Friday, March 11, 2016

Look forward and up, always.

Something that I’ve realized about myself since I’ve moved out to Utah is that I am absolutely, 100%, terrible at hiking. Utah has probably about a billion different hiking/walking trails to choose from, and they are all incredibly beautiful! The trees and the waterfalls and the gorgeous secret fields that you find, ah, it’s amazing. So when I think about going, I think “Man, I love to go hiking!”

Until I’m actually hiking.

Then, I wonder why I’m doing this. It’s difficult, and sometimes it’s really dirty, and it freaks me out to no end, especially when I’m by myself, because I’ve discovered that I am pretty darn terrified of mountain lions. Keep in mind, I’ve never actually seen a mountain lion (or even a paw print for that matter), but the fact that they even exist sometimes freaks me out enough that I don’t want to go at all.

However! I feel very strongly that one of the best ways to feel the Spirit, and to receive revelation, is to be out in nature, so I go anyway. The biggest thing I’ve realized while hiking, is that hiking is very much like following the gospel. But the gospel is harder.

Before I hike up a mountain, I like to stop before the trail starts, and see the end goal, so that I can keep that in mind while I’m killing myself. There’s a mountain in Provo, Utah that is called Y Mountain, and it has a huge “Y” (for BYU) on it, which is usually that part that people hike to. The Y Trail is probably the hardest workout that I have ever done, but every time I do it, and make it to the top, it’s worth it. You can see for miles and miles. When you go at night, it’s like you’re looking down on a million little stars when you’re looking at the city light. It’s beautiful, but the hike up is really awful. I imagine that celestial glory is much like this, but way better!

This life is so hard, and sometimes, maybe all the time, it’s overwhelming. It seems like there are so many things that you need to do, so many things that you’re missing out on, and throwing the gospel in there honestly sometimes makes it harder. Christ’s church is not an easy church to be a part of, but it wasn’t meant to be.

Like hiking, when you’re doing all that you can to follow the gospel exactly, it hurts. You will get sore and want to stop, and you will question at some point why you’re putting yourself through all of this. Unlike hiking a mountain, if you’re following the commandments then at one point, or multiple points in your life, you’ll also have people pushing you, shouting at you sometimes, to leave, to turn back and abandon the gospel, and that can be, and probably will be the most difficult thing. But I can promise you, and Heavenly Father promises you, that if you follow his commandments, if you do everything that you can to learn what you need to and get back to him, you will be blessed beyond anything you can imagine.

Seriously, I think it’s promised in the Book of Mormon about 500 times.
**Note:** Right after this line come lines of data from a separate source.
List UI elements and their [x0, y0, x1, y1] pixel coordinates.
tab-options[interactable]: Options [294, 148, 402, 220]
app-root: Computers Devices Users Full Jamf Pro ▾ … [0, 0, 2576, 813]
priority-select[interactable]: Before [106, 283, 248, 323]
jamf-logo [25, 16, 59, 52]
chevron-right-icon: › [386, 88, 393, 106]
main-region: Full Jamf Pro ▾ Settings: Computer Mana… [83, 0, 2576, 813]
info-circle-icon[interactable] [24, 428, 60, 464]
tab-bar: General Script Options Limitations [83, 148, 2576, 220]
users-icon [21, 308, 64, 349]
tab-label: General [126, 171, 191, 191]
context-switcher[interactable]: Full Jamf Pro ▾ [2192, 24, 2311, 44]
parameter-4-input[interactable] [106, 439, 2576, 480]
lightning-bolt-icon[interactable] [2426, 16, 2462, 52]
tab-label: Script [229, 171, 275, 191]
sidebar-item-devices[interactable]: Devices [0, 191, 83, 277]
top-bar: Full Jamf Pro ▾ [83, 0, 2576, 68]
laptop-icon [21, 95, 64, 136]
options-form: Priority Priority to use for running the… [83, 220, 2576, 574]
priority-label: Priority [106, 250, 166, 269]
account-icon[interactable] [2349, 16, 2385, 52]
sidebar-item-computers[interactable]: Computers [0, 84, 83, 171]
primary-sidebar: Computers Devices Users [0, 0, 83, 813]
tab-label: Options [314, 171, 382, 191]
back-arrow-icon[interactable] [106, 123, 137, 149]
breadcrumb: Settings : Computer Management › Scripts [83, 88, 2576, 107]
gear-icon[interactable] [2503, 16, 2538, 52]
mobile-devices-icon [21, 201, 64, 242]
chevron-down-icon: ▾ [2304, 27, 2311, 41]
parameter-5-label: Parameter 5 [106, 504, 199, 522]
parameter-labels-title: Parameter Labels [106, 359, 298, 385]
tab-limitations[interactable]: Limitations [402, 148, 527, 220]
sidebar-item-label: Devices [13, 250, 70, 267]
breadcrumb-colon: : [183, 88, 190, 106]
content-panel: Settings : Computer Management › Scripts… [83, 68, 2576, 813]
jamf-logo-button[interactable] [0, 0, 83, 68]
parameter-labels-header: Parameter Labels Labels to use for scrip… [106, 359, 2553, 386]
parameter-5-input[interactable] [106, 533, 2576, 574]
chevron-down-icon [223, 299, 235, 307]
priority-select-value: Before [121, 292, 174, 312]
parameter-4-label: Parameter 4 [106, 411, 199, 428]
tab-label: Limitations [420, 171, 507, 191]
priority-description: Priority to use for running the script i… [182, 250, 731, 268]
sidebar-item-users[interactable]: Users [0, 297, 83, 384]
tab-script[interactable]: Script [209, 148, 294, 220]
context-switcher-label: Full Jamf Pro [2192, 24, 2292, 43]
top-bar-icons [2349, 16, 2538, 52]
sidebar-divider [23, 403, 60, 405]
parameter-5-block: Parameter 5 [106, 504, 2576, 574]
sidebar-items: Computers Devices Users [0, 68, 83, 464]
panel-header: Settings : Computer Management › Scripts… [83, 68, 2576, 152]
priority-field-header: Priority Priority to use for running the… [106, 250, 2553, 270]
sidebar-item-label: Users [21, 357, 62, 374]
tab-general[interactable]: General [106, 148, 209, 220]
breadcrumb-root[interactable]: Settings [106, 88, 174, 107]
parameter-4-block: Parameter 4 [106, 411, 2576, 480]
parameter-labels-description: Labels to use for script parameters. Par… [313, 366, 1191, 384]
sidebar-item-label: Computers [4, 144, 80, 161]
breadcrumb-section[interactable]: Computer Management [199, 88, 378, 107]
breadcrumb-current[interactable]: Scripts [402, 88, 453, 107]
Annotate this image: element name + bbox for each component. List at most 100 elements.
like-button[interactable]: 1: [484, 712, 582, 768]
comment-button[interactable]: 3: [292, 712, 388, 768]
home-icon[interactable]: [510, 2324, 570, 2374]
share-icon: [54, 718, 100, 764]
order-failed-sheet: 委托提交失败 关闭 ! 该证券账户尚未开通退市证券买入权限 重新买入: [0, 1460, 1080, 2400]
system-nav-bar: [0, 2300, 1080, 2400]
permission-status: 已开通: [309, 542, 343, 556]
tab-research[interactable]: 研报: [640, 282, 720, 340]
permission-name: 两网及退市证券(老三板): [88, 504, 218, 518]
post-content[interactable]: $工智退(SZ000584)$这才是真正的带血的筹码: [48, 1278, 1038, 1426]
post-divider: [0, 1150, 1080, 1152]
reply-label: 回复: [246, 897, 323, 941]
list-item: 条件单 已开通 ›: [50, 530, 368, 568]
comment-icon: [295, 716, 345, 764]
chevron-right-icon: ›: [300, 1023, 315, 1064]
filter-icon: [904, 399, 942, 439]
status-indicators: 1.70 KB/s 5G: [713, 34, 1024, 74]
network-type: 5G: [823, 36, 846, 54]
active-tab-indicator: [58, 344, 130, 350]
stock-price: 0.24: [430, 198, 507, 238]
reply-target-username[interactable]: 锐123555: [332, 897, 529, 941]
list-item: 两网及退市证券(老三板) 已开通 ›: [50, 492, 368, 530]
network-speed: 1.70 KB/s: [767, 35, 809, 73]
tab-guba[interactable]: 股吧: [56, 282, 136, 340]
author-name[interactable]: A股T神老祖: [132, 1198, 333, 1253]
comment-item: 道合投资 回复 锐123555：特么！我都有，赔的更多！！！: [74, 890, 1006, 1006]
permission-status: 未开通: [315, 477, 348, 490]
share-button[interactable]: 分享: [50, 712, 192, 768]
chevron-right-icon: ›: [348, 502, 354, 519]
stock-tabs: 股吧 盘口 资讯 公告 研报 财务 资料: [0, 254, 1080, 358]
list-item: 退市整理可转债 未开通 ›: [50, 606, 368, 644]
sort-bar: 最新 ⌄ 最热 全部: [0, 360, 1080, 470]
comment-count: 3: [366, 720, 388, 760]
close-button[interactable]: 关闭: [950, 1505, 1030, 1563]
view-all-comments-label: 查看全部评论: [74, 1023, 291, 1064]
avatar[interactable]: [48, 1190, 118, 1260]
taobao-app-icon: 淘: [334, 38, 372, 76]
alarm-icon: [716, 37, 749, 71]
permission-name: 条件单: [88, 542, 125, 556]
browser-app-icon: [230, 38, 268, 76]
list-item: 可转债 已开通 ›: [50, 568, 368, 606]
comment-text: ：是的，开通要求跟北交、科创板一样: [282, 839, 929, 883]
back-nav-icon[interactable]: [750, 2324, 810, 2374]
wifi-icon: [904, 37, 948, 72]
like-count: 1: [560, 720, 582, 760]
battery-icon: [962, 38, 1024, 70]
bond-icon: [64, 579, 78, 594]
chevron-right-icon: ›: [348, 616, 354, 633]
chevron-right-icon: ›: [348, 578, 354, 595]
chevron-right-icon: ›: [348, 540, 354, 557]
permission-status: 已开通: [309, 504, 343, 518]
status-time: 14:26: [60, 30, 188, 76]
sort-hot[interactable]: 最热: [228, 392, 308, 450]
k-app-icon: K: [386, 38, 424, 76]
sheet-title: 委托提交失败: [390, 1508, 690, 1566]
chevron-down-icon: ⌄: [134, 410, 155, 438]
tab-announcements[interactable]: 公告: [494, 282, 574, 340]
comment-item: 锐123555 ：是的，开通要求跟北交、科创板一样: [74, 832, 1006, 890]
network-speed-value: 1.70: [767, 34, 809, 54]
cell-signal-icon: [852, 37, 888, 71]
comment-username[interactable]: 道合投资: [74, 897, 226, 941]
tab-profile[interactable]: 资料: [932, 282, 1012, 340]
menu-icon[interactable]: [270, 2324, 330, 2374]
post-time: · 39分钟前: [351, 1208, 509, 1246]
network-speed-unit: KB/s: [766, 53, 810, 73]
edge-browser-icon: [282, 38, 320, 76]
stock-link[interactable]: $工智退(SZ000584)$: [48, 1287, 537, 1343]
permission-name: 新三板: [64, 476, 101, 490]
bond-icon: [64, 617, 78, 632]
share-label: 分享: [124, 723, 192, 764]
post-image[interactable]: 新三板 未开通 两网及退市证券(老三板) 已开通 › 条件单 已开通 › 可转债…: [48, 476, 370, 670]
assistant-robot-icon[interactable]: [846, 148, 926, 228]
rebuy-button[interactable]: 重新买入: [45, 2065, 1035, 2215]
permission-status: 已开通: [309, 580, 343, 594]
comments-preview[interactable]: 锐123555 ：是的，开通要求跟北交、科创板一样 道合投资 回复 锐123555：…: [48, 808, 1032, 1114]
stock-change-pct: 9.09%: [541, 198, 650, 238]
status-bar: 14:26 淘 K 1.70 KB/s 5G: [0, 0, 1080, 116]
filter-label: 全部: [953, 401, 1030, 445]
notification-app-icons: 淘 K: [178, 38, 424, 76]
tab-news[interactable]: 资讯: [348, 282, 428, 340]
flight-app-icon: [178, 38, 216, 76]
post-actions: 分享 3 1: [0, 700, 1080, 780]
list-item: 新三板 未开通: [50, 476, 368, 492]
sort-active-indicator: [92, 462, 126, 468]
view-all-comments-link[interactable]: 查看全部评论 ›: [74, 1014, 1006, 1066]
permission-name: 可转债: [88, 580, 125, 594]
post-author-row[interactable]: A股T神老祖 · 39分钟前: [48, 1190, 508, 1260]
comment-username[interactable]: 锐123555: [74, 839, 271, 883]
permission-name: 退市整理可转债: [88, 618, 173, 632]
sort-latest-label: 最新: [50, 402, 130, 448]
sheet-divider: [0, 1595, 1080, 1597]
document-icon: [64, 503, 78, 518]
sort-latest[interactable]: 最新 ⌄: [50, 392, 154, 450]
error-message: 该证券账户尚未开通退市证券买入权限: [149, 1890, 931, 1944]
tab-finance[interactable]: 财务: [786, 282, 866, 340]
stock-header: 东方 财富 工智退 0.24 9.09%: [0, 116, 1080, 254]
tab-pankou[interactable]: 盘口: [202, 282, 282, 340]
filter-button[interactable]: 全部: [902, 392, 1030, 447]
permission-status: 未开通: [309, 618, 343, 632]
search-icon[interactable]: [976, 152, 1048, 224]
I have a friend of a friend who suffers from pretty severe depression. This friend of my friend is constantly battling this, yet she still finds a way to make it to church every Sunday, and fulfill her calling. Because of her depression, she’s unable to feel the Spirit the way that she normally would, and to me that would be the most difficult trial that I could go through. This girl was once asked, “How do you do this? You’re struggling so much, but you still are always trying, and always moving forward? How? And why?” The girl’s response is one that I’ll always remember. She said, “I can’t feel the Spirit now, but I remember when I could. And through all of this, I’ll hold on to that memory, and be motivated by what I once knew to be true, and what I’ve once felt.”

How amazing is that? I hope one day to be as strong as this girl. There have been a lot of times within the past three years (almost) that I’ve wanted to give up totally and revert back to what my old life was like. Everyone goes through that I think. But something that you have to remember is that you are absolutely never ever alone. Heavenly Father loves you more than you could ever imagine, and nothing will ever change that! No matter how much you back track, no matter how much you think you don’t deserve it, no matter how many scraped knees and broken arms you get on the way up this mountain, he will always be right next to you, helping you along the way, and encouraging you, if you will only listen.

I love this quote by one of our apostles, Jeffrey R. Holland, that says “Don’t you give up. Don’t you quit. You keep walking, you keep trying, there is help and happiness ahead…It will be alright in the end. Trust God, and believe in good things to come.”

I think one of Satan’s very best tricks is that he makes us believe that because of our mistakes in the past, that we are not enough in the present. Don’t listen to him! You are enough! You are loved! And I know that when you get to the end of this trial, and this very long journey, you’ll know that everything you’ve done and sacrificed was completely and totally worth it. We need opposition to know true happiness.


So keep climbing, even though it hurts. Keep looking forward, even if you want to turn around and go home. Wipe away the sweat, and the tears, and push harder than you ever have. It’s hard, but you will get there. I promise!